Das zeigt sich auch in Stücken wie „Everything Will Be Fine“: Es gibt sechs Takes, und in jedem sage ich etwas anderes. Ich habe es endlich konkretisiert und am 7. Oktober nach der „Tagesschau“ fertiggestellt: Hamas-Angriff und dann natürlich die Gesamtsituation, AfD, Rechtsruck in Europa und der Welt, wird Trump wieder Präsident? Dann entbrennt die Diskussion zwischen dem Paar: Wohin sollen wir jetzt gehen? Das spiegelt sich darin wider: „Alles wird gut, wer daran glaubt, wird glücklich sein.“ Gleichzeitig zynisch. Alle Dinge sind irgendwo in meinem Leben verankert und haben ihre Berechtigung und sind nicht nur sprachliche Konstruktionen. Die mehrfach vorkommende Beschäftigung mit Geschlecht und Identität ist in meiner Lebens- und Familiensituation präsent. Damit habe ich es zu tun und ich muss darüber nachdenken.
APA: Wie optimistisch sind Sie, dass die Menschheit aus all diesen Dingen etwas lernen wird?
Cash: Die Leute sagen nicht gerade, dass ich optimistisch bin. Sagen wir es so: Ich gebe die Hoffnung nicht auf. Noch nicht, noch nicht. Dieses Stück, „Ick wees nich (nich nich)“, ist eine Improvisation aus Wien, aus der Arena. Dann dachte ich mir: Du bist beleidigt, ich gebe dir Berlinerisch zurück.
APA: Ihre neue Album-Tour beginnt im Herbst mit einem Open-Air-Auftritt in der Arena.
Bargeld: Ja! Das war kürzlich ein sehr schönes Konzert. Daneben befindet sich ein Rettungszentrum (ÖAMTC-Stützpunkt, Anm.). Dann flogen die Helikopter vorbei und ich dachte: Wow, so einen Auftritt hätte ich nie bezahlen können. Passt wunderbar, ich fand es gut.
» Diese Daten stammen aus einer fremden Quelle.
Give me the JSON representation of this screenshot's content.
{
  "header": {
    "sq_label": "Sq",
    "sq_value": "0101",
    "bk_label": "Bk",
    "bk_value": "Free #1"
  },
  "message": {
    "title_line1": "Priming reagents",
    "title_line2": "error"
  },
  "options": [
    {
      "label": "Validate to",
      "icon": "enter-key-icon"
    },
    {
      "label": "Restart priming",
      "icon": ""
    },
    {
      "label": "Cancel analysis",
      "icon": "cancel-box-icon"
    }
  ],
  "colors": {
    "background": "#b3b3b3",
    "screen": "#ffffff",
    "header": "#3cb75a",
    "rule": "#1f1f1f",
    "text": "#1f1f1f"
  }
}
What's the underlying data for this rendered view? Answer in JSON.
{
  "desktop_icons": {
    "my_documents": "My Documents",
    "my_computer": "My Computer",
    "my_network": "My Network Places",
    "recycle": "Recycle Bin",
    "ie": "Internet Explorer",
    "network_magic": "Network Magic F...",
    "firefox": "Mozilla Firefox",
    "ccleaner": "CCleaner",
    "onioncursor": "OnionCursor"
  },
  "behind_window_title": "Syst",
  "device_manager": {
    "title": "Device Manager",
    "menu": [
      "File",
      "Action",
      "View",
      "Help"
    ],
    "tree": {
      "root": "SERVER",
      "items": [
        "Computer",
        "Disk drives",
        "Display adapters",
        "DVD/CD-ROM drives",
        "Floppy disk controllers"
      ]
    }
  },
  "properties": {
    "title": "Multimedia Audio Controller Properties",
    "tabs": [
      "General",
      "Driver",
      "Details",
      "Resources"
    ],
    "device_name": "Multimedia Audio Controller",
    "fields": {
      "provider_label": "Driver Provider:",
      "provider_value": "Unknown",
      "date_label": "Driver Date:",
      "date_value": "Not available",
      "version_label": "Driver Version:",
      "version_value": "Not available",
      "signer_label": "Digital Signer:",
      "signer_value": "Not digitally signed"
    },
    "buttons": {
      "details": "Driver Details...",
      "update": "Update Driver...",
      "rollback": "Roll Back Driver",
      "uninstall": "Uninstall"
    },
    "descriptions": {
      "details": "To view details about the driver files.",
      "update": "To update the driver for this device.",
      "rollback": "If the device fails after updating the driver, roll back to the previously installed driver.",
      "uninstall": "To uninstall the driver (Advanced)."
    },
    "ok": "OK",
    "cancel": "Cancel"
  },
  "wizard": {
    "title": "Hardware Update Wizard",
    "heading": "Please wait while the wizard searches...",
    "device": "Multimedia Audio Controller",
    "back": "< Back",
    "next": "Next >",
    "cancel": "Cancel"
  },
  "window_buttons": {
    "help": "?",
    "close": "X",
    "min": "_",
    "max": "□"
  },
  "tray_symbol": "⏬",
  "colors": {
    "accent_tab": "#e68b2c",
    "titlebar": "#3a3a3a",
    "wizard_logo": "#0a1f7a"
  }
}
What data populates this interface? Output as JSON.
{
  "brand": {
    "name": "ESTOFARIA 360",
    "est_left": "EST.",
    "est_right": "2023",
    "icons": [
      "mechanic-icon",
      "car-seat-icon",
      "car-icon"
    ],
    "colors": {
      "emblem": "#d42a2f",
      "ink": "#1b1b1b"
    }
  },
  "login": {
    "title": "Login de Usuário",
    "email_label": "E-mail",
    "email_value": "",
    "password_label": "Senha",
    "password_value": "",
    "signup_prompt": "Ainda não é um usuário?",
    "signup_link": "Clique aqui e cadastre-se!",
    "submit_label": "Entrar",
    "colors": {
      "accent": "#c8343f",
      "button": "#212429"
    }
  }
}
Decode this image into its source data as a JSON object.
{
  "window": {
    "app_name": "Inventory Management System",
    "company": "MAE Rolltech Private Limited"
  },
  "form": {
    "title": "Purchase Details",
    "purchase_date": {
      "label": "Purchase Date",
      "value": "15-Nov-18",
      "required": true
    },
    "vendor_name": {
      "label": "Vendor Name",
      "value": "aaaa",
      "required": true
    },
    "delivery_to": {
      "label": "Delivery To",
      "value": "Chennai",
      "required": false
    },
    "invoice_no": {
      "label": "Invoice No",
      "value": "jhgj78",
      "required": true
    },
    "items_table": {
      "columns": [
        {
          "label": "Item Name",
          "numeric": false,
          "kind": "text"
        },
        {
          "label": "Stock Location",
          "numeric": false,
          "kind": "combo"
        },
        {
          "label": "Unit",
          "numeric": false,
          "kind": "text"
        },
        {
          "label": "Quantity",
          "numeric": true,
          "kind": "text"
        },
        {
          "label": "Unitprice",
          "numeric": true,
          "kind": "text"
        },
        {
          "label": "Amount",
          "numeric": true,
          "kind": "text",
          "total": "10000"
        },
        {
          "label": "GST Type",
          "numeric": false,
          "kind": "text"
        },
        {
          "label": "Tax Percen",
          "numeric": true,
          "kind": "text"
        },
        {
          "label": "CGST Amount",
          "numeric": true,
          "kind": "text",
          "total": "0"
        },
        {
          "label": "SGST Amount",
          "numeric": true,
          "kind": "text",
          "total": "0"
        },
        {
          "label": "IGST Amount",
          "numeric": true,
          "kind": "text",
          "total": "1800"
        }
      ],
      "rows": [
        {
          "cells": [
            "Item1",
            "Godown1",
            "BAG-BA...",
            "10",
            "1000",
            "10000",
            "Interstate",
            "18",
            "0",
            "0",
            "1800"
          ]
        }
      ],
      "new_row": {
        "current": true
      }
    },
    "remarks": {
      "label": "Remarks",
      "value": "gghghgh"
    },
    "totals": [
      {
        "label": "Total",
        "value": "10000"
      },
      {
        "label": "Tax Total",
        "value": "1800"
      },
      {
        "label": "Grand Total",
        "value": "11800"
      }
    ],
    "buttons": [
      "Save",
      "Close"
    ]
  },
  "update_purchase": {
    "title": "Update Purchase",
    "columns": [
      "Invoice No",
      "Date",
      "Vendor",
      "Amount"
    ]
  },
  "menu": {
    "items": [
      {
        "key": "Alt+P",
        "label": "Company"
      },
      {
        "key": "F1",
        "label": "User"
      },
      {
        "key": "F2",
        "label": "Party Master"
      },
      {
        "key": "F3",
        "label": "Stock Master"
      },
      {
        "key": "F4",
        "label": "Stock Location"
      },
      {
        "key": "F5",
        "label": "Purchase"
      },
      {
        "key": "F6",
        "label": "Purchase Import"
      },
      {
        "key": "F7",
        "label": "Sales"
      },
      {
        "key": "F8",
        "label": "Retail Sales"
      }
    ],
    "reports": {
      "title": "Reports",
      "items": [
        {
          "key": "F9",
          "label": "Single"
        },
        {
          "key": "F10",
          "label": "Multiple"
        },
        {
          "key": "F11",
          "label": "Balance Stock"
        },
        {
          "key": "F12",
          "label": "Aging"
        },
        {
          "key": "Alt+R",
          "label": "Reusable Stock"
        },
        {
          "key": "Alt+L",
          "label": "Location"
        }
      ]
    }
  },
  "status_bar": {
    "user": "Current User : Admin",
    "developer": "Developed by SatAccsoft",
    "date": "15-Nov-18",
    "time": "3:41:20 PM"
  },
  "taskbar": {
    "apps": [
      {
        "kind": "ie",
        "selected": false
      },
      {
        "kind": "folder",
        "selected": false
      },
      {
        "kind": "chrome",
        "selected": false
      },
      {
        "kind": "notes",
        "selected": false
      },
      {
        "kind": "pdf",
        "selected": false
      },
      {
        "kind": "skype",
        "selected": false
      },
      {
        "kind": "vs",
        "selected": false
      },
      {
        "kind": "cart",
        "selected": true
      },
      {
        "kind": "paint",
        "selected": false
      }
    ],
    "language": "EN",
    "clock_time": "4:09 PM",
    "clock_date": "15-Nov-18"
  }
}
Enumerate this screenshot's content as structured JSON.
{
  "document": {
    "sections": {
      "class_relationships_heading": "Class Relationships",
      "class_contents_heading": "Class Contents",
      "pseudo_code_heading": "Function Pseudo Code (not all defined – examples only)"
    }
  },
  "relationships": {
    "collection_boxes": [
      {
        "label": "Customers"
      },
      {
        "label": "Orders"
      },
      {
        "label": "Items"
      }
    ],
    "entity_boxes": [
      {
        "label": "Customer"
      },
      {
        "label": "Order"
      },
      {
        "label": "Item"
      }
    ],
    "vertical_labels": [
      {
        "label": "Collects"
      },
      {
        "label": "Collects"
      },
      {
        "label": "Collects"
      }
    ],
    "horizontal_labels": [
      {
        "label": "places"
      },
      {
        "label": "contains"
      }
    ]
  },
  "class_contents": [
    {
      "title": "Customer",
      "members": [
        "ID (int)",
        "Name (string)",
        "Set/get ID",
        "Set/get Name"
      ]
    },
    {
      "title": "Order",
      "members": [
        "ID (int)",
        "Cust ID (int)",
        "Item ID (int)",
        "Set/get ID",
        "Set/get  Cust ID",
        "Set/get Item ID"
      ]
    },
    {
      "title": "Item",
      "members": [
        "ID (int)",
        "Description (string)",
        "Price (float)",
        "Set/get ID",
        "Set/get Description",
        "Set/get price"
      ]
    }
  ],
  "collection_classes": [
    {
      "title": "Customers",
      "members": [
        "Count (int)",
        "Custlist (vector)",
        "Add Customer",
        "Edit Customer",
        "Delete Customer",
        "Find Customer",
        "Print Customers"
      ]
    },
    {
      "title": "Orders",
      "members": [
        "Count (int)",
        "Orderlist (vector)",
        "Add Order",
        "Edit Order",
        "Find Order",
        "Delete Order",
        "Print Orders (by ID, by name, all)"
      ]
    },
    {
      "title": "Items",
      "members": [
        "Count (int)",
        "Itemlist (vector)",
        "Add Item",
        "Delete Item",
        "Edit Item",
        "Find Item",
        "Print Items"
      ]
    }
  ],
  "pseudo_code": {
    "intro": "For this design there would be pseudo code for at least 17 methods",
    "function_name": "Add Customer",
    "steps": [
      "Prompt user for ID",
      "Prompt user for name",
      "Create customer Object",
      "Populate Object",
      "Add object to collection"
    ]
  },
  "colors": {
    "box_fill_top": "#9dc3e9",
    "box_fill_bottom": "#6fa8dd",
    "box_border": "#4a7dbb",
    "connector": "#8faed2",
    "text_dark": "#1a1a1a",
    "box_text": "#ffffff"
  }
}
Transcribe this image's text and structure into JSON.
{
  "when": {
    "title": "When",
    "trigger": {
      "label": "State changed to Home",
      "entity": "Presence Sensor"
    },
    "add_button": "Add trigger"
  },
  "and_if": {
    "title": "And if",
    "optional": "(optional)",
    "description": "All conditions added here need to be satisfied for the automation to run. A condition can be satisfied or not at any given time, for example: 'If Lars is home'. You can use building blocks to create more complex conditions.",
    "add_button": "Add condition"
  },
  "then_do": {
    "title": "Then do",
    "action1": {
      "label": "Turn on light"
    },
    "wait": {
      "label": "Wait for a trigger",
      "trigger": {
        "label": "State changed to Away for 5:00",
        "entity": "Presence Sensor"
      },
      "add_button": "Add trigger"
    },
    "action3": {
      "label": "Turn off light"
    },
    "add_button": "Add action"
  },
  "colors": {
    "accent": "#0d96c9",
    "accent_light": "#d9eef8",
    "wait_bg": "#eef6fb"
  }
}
APA: Was passiert mit Ihnen, wenn Sie auf die Bühne gehen?
Cash: Es ist bekannt, dass ich barfuß spiele. Auf der Bühne verlasse ich das normale Raum-Zeit-Kontinuum und betrete einen anderen Bereich. Es gibt einen gewissen Respekt vor der Bühnensituation. Ich lasse etwas draußen. Ich habe mich wahrscheinlich schon oft auf der Bühne verletzt, aber ich merke es nicht. Als ich in Rom von der Bühne fiel, beendete ich das Konzert mit einem gebrochenen Bein. Zuerst stand ich auf, dann brachten sie mir freundlicherweise einen Stuhl. Und dann war die Tour zu Ende. (lacht)
APA: Welche Rolle spielt Vergänglichkeit für Sie?
Cash: Irgendwann musste ich meiner Frau versprechen, dass ich das Thema nicht noch einmal diskutieren würde. Keine Lieder mehr über den Tod, danke! Aber ja, Vergänglichkeit, Zeit, Veränderung, es ist definitiv alles da. Es gibt auch noch ein paar offene Fragen, an denen ich weiterarbeiten kann. Musik machen ist für mich nicht nur eine Lösung eines Problems, sondern auch ein Versuch, Musik zu durchdenken. Also ein Versuch, Erkenntnisse zu gewinnen. Ich hoffe, dass ich das eine Weile tun kann.